The Water and Wetlands Programme of IUCN ESARO is supporting the National Steering Committee coordinated by National Environment Management Authority (NEMA) to prepare for the celebrations aimed at raising public awareness and consciousness on the importance of wetlands in tourism development.
As one of the build-up activities for the celebration, the general public has been invited to a panel discussion on: Wetland Tourism: Delivering Vision 2030 in Kenya to be held on 27th January 2012 in Nairobi, Kenya. Panelists are drawn from institutions and organizations dealing with wetland management, conservation and tourism development including the National Museums of Kenya (NMK), the National Environment Management Authority (NEMA), Ministry of Forestry and Wildlife, VIRED International, Kenya Association of Hotel Keepers and Caterers, Kenya Tourism Board, and Wetlands International.

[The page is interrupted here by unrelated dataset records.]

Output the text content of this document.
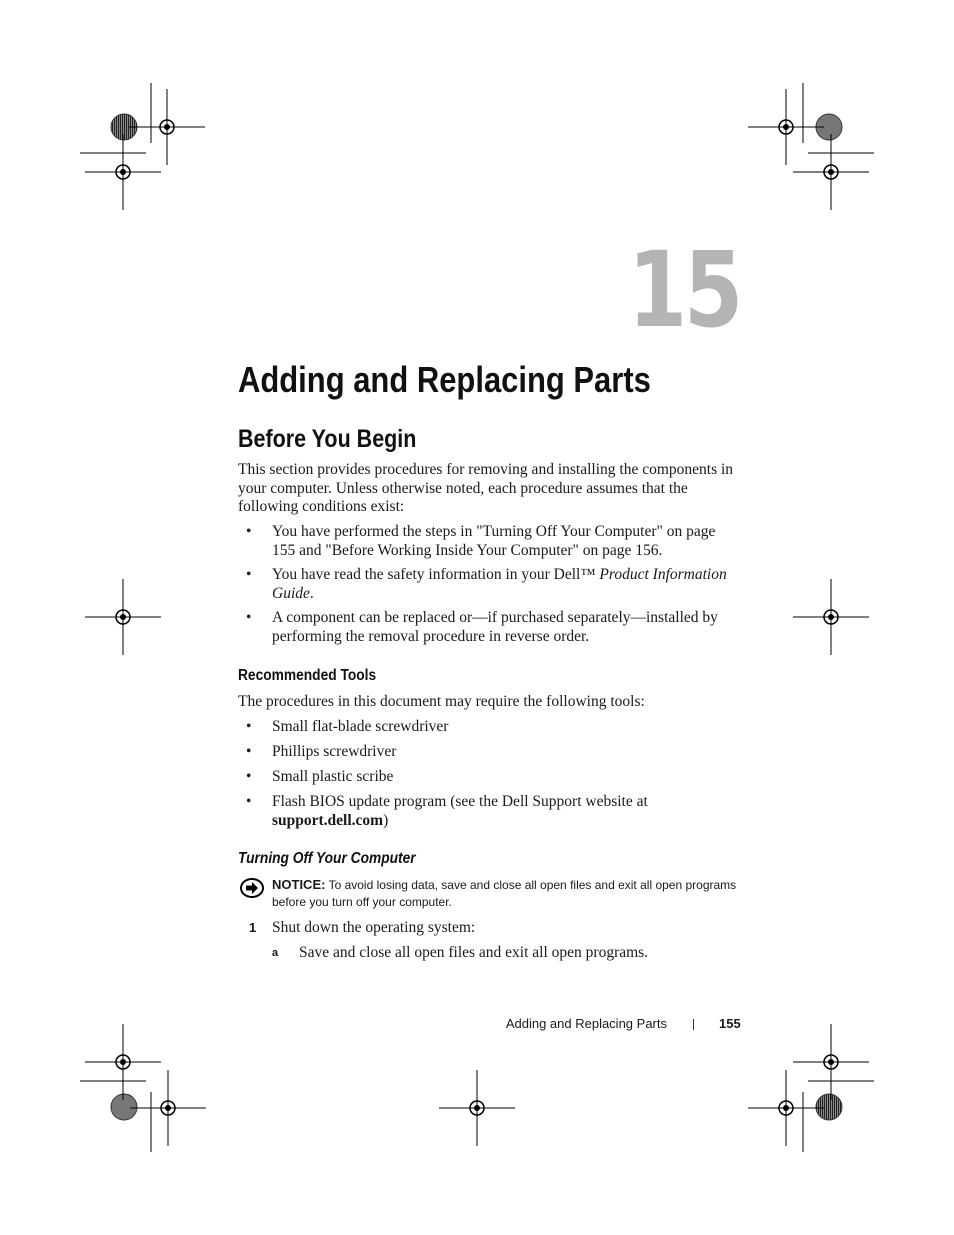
15
Adding and Replacing Parts
Before You Begin

This section provides procedures for removing and installing the components in your computer. Unless otherwise noted, each procedure assumes that the following conditions exist:

• You have performed the steps in "Turning Off Your Computer" on page 155 and "Before Working Inside Your Computer" on page 156.
• You have read the safety information in your Dell™ Product Information Guide.
• A component can be replaced or—if purchased separately—installed by performing the removal procedure in reverse order.
Recommended Tools

The procedures in this document may require the following tools:

• Small flat-blade screwdriver
• Phillips screwdriver
• Small plastic scribe
• Flash BIOS update program (see the Dell Support website at support.dell.com)
Turning Off Your Computer
NOTICE: To avoid losing data, save and close all open files and exit all open programs before you turn off your computer.
1 Shut down the operating system:
a Save and close all open files and exit all open programs.
Adding and Replacing Parts	155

‘Promoting sustainable tourism in Wetlands can significantly contribute to improved livelihoods of the people using them as a resource; therefore, the solution to poverty reduction and improved livelihood can be realized by embracing the wise use principle,” says John Owino, Water and Wetlands Programme Officer at IUCN’s Eastern and Southern Africa Regional Office.
Sustainable tourism has increasingly been regarded as possible solution to the reduction of poverty in wetland areas as well as contributing significantly to the entire GDP of the nation. Historically, tourists have frequented Kenyan wetlands including Lakes Bogoria, Nakuru, Victoria, Naivasha among others. Generally, the Kenya Ramsar sites, the Masaai Mara as well as the coastal wetlands constitute tourism hotspot areas in the country. This is why the government has prioritized Water-Based Tourism under the niche products Initiative in Kenya Vision 2030. However, finding a balance between wetland conservation and sustainable tourism is often challenging hence raising public awareness on these issues is therefore imperative.
The Convention on Wetlands of International Importance (the Ramsar Convention), is an intergovernmental treaty that provides the framework for national action and international cooperation for the conservation and wise use of wetlands and their resources. The Convention was adopted on 2nd February 1971 in the Iranian city of Ramsar and came into force in 1975. Kenya became a Party to the Ramsar Convention in 1990 and enlisted Lake Nakuru as the first Ramsar site.